On 16 March 2025, the Professional Tennis Players Association ("PTPA"), co-founded by Novak Djokovic, launched a wave of antitrust complaints in the EU, UK and the US, targeting the Association of Tennis Professionals ("ATP"), the Women's Tennis Association ("WTA"), the International Tennis Federation ("ITF") and the International Tennis Integrity Agency ("ITIA") (together, the "Tennis Agencies"). The complaint alleges that the Tennis Agencies operate as a cartel, stifling competition among tournament organisers, restricting player freedom, and supressing player wages.


The Commission is reportedly examining whether the Tennis Agencies' dual roles regulating the sport and commercially controlling it, amount to an abuse of dominance under Articles 101 and/or 102 TFEU. IF this sounds familiar, it should; the same structural concerns were central to the recent European Superleague ruling, which challenged closed systems and discretionary governance in football.


In the UK, the Competition and Markets Authority is assessing similar issues following concerns that British tournaments restrict players' commercial autonomy. Meanwhile, in the US, the PTPA has filed a federal antitrust lawsuit, claiming the tennis ecosystem suppresses competition for athlete services and imposes exclusionary restrictions on players and agents.


Whilst the law suits are focused on the issues in professional tennis, professional rugby should be playing very close attention.

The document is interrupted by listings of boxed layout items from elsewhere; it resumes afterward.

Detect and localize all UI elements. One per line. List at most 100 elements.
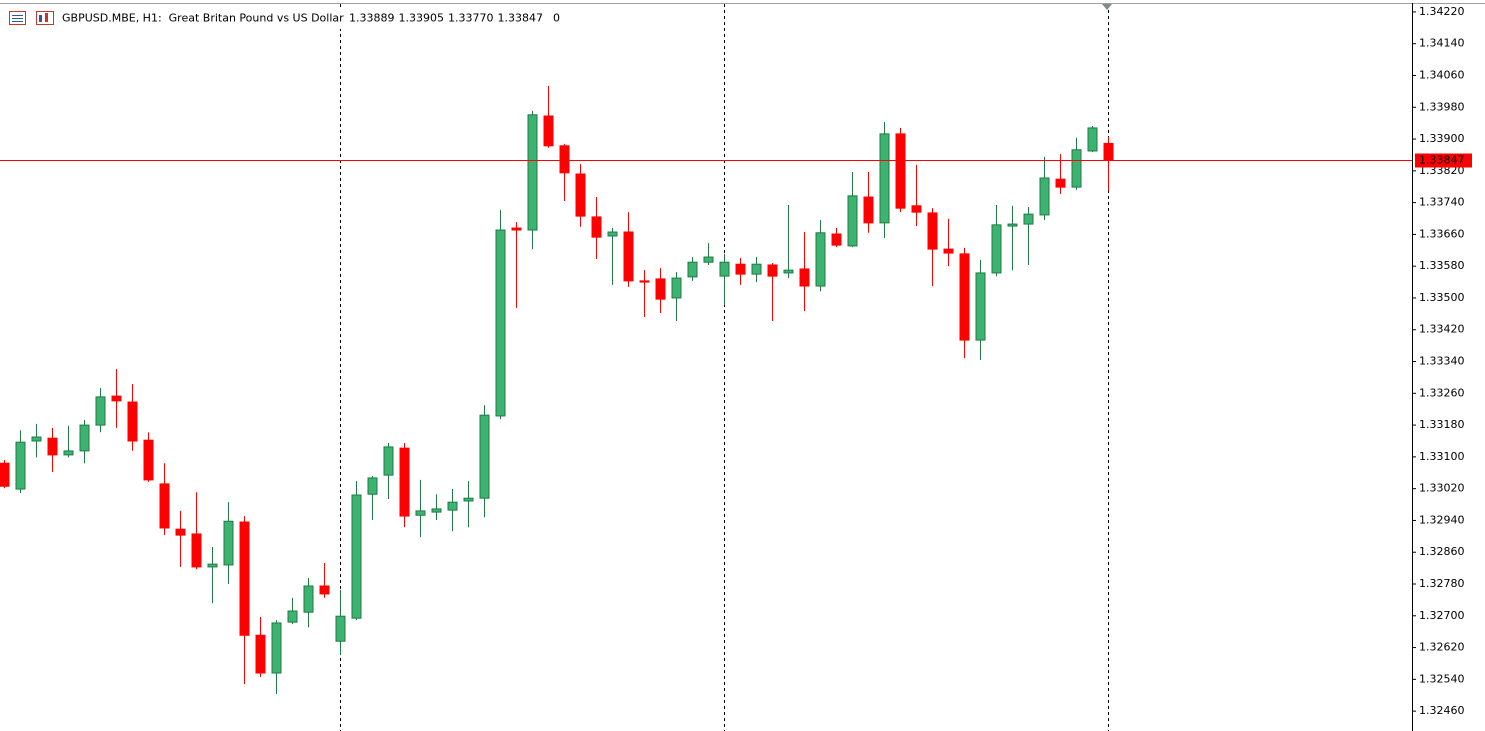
candle-body bbox=[175, 528, 186, 536]
candle-body bbox=[831, 233, 842, 246]
candle-body bbox=[991, 224, 1002, 274]
candle-body bbox=[559, 145, 570, 174]
candle-body bbox=[943, 248, 954, 254]
icon-chart bbox=[36, 11, 54, 25]
candle-body bbox=[479, 414, 490, 499]
candle-body bbox=[927, 212, 938, 250]
candle-body bbox=[543, 115, 554, 147]
candle-body bbox=[31, 436, 42, 442]
y-tick-label: 1.33340 bbox=[1419, 355, 1465, 368]
y-tick-label: 1.32700 bbox=[1419, 609, 1465, 622]
candle-body bbox=[879, 133, 890, 224]
candle-body bbox=[687, 261, 698, 278]
candle-body bbox=[191, 533, 202, 568]
y-tick-label: 1.33100 bbox=[1419, 450, 1465, 463]
candle-body bbox=[591, 216, 602, 238]
candle-body bbox=[399, 447, 410, 517]
candle-body bbox=[63, 450, 74, 456]
header-value: 1.33770 bbox=[448, 12, 494, 25]
icon-window-list bbox=[9, 11, 26, 25]
candle-body bbox=[447, 501, 458, 511]
candle-body bbox=[351, 494, 362, 619]
shift-marker bbox=[1102, 4, 1112, 10]
candle-body bbox=[1071, 149, 1082, 188]
candle-body bbox=[751, 263, 762, 275]
candle-body bbox=[223, 520, 234, 566]
candle-body bbox=[95, 396, 106, 426]
candle-body bbox=[255, 634, 266, 674]
candle-body bbox=[111, 395, 122, 402]
candle-body bbox=[463, 497, 474, 502]
candle-body bbox=[1039, 177, 1050, 216]
y-tick-label: 1.33420 bbox=[1419, 323, 1465, 336]
candle-body bbox=[367, 477, 378, 495]
candle-body bbox=[639, 280, 650, 283]
candle-body bbox=[847, 195, 858, 247]
candle-body bbox=[15, 441, 26, 490]
candle-body bbox=[767, 264, 778, 277]
last-price-tag bbox=[1415, 153, 1472, 168]
chart-title: GBPUSD.MBE, H1: Great Britan Pound vs US… bbox=[62, 12, 344, 25]
candle-body bbox=[207, 563, 218, 568]
candle-body bbox=[159, 483, 170, 529]
candle-body bbox=[607, 231, 618, 237]
y-tick-label: 1.33580 bbox=[1419, 259, 1465, 272]
candle-body bbox=[127, 401, 138, 442]
candle-body bbox=[431, 508, 442, 513]
header-value: 1.33889 bbox=[349, 12, 395, 25]
candle-body bbox=[911, 205, 922, 213]
y-tick-label: 1.33260 bbox=[1419, 386, 1465, 399]
y-tick-label: 1.34060 bbox=[1419, 68, 1465, 81]
y-tick-label: 1.34220 bbox=[1419, 5, 1465, 18]
candle-body bbox=[1087, 127, 1098, 152]
candle-body bbox=[703, 256, 714, 263]
y-tick-label: 1.33740 bbox=[1419, 196, 1465, 209]
price-axis: 1.34220 1.34140 1.34060 1.33980 1.33900 1.338… bbox=[1412, 5, 1472, 717]
candle-body bbox=[959, 253, 970, 341]
y-tick-label: 1.33900 bbox=[1419, 132, 1465, 145]
header-background bbox=[0, 7, 565, 29]
candle-body bbox=[319, 585, 330, 595]
y-tick-label: 1.32620 bbox=[1419, 641, 1465, 654]
y-tick-label: 1.33180 bbox=[1419, 418, 1465, 431]
candle-body bbox=[735, 263, 746, 275]
candle-body bbox=[655, 278, 666, 300]
candle-body bbox=[575, 173, 586, 217]
candle-body bbox=[815, 232, 826, 287]
candle-body bbox=[47, 437, 58, 456]
candle-body bbox=[783, 269, 794, 274]
candle-body bbox=[1103, 142, 1114, 161]
last-price-label: 1.33847 bbox=[1419, 154, 1465, 167]
candle-body bbox=[271, 622, 282, 674]
period-separators bbox=[340, 4, 1109, 731]
candle-body bbox=[799, 268, 810, 287]
y-tick-label: 1.32460 bbox=[1419, 704, 1465, 717]
candle-body bbox=[383, 446, 394, 476]
y-tick-label: 1.32780 bbox=[1419, 577, 1465, 590]
header: GBPUSD.MBE, H1: Great Britan Pound vs US… bbox=[0, 7, 565, 29]
header-value: 0 bbox=[553, 12, 560, 25]
candle-body bbox=[719, 261, 730, 277]
candle-body bbox=[0, 462, 10, 487]
candle-body bbox=[239, 521, 250, 636]
candle-body bbox=[511, 227, 522, 231]
candle-body bbox=[527, 114, 538, 231]
candle-body bbox=[863, 196, 874, 224]
y-tick-label: 1.33980 bbox=[1419, 100, 1465, 113]
y-tick-label: 1.33020 bbox=[1419, 482, 1465, 495]
candle-body bbox=[335, 615, 346, 642]
y-tick-label: 1.32940 bbox=[1419, 513, 1465, 526]
candle-body bbox=[1007, 223, 1018, 227]
candle-body bbox=[1023, 213, 1034, 225]
candle-body bbox=[671, 277, 682, 299]
candles bbox=[0, 85, 1412, 695]
candle-body bbox=[287, 610, 298, 623]
candle-body bbox=[79, 424, 90, 452]
y-tick-label: 1.32860 bbox=[1419, 545, 1465, 558]
candle-body bbox=[143, 439, 154, 481]
candle-body bbox=[895, 133, 906, 209]
candle-body bbox=[1055, 178, 1066, 188]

At the heart of the tennis complaint is the problem of dual governance: bodies like the ATP and WTA simultaneously regulate the sport and profit from the events they control. That same structural issue is mirrored in rugby, where entities like World Rugby and Premiership Rugby act as both regulator and commercial operator. They control scheduling, player eligibility, wage caps, and tournament access, whilst also control the TV deals and prize pools.


This raises several red flags:

  1. Are these governing bodies abusing their dominant positions?

  2. Do wage structures amount to disproportionate restrictions of competition given their failure to create financially robust teams?

  3. Is the method of revenue distribution justified given its impact on teams seeking to enter the Premiership?


Professional rugby union is under commercial and structural strain. In England, several clubs have gone into administration. Player face significant wage compression under the domestic salary cap, and as the number of teams in the league has fallen, have fewer options for switching (thereby increasing the teams' monopsony power). There is no meaningful player union with independent legal or economic leverage comparable to the PTPA in tennis, or even the FIFPRO in football.


The PTPA's multi-jurisdictional legal strategy can be a template for other athlete groups, especially in sports where legacy governance structures are no longer fit for purpose. Rugby players, individually or collectively, might consider:


  1. challenging wage caps;

  2. scrutinising restrictions on international eligibility; and

  3. building an independent professional body


The PTPA's law suits are a challenge to how modern sport is organised. For rugby, the risks of inertia are real: increasing financial instability, the eroding of trust between players and governing bodies, and growing legal exposure.


As tennis players make their move through the courts, rugby should consider being next in line. The question is whether its leaders are ready to evolve, or whether the law will force that change upon them.